Quand les nouvelles à la une sont tragiques, tout le monde veut être le premier à savoir ce qui se passe. Mais ce n’est pas sans conséquences.

J’étais sur Twitter, mercredi, quand la première alerte détaillant la fusillade dans une école secondaire de la Floride a été envoyée.

En quelques minutes, alors que les salles de nouvelles s’affairaient à relayer les informations sur la tragédie toujours en cours, « Floride » et « Florida » étaient les mots les plus mentionnés sur Twitter et Facebook. Mais, aussi, « Sam Hyde » et « crisis actors », des termes qui me sont maintenant familiers puisque je les vois systématiquement circuler après des événements bouleversants.
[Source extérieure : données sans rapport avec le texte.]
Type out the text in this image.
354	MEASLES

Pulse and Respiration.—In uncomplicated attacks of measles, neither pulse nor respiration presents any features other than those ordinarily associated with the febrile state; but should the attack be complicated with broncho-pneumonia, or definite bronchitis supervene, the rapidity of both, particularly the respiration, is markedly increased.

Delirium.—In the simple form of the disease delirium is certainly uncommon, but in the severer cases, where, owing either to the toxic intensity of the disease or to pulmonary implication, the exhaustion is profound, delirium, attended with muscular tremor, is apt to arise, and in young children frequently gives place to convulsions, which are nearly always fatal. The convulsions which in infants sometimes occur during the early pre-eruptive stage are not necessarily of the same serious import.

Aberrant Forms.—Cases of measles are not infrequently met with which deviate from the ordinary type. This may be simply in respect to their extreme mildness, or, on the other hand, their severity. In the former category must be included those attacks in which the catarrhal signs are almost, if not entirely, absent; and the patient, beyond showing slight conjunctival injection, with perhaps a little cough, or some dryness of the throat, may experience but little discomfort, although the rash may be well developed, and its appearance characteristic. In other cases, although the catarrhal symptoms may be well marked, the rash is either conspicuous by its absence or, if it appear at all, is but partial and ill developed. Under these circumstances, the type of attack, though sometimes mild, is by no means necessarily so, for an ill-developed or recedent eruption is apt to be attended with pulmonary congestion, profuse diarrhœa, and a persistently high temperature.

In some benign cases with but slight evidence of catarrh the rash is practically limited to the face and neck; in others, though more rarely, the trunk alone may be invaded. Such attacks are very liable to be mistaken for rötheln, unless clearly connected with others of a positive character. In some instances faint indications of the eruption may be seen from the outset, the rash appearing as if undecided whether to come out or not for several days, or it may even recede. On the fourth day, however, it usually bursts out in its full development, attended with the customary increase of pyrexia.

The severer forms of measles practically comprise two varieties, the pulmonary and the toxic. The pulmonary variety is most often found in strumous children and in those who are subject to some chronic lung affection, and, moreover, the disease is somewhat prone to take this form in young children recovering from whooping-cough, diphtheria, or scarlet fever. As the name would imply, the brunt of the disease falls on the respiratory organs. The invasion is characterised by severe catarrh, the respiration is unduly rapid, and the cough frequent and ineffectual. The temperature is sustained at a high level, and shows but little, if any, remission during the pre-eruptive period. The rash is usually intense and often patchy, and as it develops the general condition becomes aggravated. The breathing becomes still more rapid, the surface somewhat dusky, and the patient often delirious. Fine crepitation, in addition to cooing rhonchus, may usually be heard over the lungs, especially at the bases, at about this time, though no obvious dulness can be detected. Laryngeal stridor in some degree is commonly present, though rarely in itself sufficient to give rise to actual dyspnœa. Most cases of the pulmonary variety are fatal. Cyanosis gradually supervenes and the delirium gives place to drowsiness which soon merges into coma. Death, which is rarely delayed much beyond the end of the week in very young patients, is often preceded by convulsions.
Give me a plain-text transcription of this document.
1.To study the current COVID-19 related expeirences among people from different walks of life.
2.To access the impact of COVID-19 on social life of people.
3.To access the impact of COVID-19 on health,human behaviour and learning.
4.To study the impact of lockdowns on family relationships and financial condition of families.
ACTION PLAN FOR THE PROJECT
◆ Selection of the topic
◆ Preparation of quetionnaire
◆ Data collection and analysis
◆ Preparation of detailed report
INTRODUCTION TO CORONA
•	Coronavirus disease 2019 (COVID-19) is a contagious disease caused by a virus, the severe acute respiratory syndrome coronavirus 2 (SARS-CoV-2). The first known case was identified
Ils sont associés à des canulars partagés par des trolls particulièrement cruels, qui voient ces tragédies comme un moyen facile de se faire remarquer. Qu’ils viennent de forums comme 4Chan, GAB ou d’autres forums plus dark de Reddit, ces internautes tendent des pièges que n’importe qui, dans des circonstances normales, pourrait détecter.

Mais ce qui s’est passé en Floride (ou Vegas, ou Sandy Hook ou Aurora ou Pulse ou Sutherland) nous pousse à vouloir savoir ce qui se passe en temps réel, rapidement et en premier. Et dans ces cas-là, pour bien faire, on a tendance à baisser notre garde et à partager de fausses informations.

Je ne parle pas de bilans erronés ou de noms mal épelés par les policiers qui doivent rapidement relayer les derniers détails aux médias. Les fausses informations mentionnées ci-bas sont fabriquées de toutes pièces par des personnes mal intentionnées.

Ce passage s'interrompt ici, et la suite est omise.